Un nouveau modèle d'alliance politique en Palestine et ailleurs
Les premières élections municipales en Cisjordanie
depuis 1976, qui se sont tenues le 23 décembre 2004, constituaient à
l'époque un sujet d'interrogation : le Hamas prendrait-il le pas sur
le Fatah ? Quel serait l'état du rapport de force politique entre les
islamistes, le mouvement nationaliste et la gauche à l'issue du scrutin
? La réponse n'était pas à sens unique : les élections
municipales n'ont pas été l'objet d'une structuration claire du
champ politique. Au contraire, certaines coordonnées ont été
bouleversées, et des tendances ont semblé se confirmer. Plutôt
qu'à une indéfectible opposition entre des camps clairement délimités
– Fatah, Hamas, FPLP, FDLP, PPP [1]
-, localement de nouvelles alliances se sont nouées, fluctuantes et conjoncturelles.
À Bnei Zayyaid, tout comme à Bethléem, c'est une alliance
entre le FPLP et le Hamas qui permit de contester au Fatah la prédominance
politique au sein du Conseil municipal. À Ramal-lah, un an plus tard,
ce fut une femme membre du FPLP qui fut élue à la tête de
la mai-rie, les trois voix du Hamas s'ajoutant aux six voix du FPLP, mettant
en minorité les six conseillers municipaux du Fatah.
Ces alliances inédites se sont également dessinées dans
le domaine des opérations militaires : les branches armées du
FPLP — les Brigades Abou Ali Mustapha — ont régulièrement
opéré depuis 2001 dans la Bande de Gaza au côté des
Brigades Ezze-dine al- Quassem — la branche armée du Hamas —
et des Brigades al-Quds — celle du Djihad islamique. Enfin, des éléments
dissidents du Fatah, structurés autour de la nébuleuse des Comités
populaires de la résistance (CPR), se sont peu à peu rapprochés
de la direction gazaouite du Hamas : ce dernier, après sa victoire aux
élections législa-tives de janvier 2006, nomma un des principaux
activistes des CPR, Jamal Samhada-na [2]
, ancien militant du Fatah, à la tête des nouveaux services de
sécurité palestiniens formés par le gouvernement Hamas
: il s'agissait alors de faire contrepoids, surtout dans la Bande de Gaza, aux
forces de sécurité tenues par Mohammad Dahlan, diri-geant du Fatah.
Samhadana symbolise cette frange du Fatah qui s'est peu à peu éloi-gnée
de la direction du parti, et qui confirme son éclatement progressif,
accéléré par la mort de Yasser Arafat le 11 novembre 2004,
dont l'aura symbolique permettait d'assurer encore un minimum d'unité
interne.

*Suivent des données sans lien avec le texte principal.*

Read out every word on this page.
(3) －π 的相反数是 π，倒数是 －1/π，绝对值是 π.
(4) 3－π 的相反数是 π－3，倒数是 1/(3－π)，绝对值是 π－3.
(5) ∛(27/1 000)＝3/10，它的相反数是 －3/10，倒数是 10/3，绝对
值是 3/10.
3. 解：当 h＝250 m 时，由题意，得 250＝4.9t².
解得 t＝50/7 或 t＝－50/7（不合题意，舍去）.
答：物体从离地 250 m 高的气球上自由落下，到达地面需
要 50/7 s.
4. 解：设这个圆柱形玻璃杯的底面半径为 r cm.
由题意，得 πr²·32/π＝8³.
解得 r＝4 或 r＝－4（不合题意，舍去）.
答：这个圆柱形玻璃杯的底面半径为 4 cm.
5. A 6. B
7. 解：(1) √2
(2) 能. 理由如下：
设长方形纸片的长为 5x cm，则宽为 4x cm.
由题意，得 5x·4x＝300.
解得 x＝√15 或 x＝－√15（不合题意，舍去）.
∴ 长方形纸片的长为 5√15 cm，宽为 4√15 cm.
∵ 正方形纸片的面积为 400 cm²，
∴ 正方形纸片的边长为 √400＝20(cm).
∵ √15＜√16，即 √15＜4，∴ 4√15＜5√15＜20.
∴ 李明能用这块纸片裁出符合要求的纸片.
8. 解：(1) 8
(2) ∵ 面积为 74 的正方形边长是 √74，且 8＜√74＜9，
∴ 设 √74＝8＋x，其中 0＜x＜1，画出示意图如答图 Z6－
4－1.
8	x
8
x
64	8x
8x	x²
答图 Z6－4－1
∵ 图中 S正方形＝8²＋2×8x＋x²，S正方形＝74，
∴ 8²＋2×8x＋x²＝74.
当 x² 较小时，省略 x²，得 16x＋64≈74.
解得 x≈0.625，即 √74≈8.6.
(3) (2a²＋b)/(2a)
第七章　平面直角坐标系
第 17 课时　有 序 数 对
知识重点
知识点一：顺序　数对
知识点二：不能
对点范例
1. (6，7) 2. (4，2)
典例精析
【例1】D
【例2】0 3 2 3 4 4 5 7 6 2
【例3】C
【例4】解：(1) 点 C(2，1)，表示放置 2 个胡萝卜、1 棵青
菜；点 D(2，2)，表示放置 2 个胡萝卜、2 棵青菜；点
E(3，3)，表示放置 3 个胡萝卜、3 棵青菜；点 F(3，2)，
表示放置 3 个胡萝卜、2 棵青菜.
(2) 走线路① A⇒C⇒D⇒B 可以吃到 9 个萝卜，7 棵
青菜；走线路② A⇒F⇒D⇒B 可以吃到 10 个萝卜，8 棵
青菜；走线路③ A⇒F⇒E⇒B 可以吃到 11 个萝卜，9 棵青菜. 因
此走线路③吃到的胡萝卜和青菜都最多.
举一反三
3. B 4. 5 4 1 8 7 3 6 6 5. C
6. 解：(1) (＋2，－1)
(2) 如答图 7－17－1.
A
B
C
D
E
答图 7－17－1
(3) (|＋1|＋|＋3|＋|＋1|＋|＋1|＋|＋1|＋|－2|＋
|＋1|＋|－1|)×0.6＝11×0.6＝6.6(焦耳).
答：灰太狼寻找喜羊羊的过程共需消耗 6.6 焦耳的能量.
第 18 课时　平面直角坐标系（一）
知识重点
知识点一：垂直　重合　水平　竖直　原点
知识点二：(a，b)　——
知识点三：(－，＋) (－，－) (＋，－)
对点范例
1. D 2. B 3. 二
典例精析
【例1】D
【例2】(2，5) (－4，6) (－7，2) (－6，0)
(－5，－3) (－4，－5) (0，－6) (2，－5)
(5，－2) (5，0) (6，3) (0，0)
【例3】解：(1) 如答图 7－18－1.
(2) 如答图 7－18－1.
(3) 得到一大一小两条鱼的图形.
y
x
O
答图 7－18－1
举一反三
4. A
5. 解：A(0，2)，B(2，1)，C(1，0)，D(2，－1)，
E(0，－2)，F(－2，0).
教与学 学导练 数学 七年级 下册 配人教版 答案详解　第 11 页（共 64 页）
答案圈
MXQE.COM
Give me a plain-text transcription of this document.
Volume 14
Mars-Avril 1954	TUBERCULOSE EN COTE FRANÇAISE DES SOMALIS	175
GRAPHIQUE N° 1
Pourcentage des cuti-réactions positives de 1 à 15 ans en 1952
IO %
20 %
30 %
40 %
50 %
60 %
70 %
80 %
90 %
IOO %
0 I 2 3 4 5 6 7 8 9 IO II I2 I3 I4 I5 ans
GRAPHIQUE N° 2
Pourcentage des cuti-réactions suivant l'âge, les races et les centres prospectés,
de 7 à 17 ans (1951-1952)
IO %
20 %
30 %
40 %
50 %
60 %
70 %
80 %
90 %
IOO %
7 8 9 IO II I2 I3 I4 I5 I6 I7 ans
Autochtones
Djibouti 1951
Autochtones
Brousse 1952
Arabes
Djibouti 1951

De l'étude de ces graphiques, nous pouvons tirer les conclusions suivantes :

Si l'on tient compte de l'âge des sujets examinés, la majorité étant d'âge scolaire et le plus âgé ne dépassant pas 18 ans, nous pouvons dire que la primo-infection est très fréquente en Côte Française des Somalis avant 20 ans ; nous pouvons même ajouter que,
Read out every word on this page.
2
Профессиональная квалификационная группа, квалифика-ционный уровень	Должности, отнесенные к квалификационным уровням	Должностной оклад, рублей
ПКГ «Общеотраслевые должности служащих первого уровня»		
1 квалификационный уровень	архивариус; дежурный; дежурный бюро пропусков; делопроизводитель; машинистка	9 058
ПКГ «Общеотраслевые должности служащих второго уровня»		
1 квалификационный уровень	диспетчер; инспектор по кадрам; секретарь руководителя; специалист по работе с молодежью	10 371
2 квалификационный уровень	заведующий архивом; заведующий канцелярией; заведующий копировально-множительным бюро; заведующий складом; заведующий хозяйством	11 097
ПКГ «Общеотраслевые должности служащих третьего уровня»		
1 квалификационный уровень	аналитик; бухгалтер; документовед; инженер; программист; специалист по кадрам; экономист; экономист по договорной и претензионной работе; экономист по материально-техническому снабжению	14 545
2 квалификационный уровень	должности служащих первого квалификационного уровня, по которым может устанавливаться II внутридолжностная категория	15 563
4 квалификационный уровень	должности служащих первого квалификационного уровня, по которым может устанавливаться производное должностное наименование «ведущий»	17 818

C'est ainsi que Saed Siyyam, le nouveau Ministre de l'intérieur
palestinien, membre du Hamas, choisit un ancien membre du Fatah, soit un élément
politique issu du nationalisme palestinien, et non du mouvement islamique lui-même,
pour diriger des services de sécurité n'ayant d'autres buts…que
de concurrencer sur le terrain la prédominance armée de la Sécurité
préventive, attachée à la direction du Fatah.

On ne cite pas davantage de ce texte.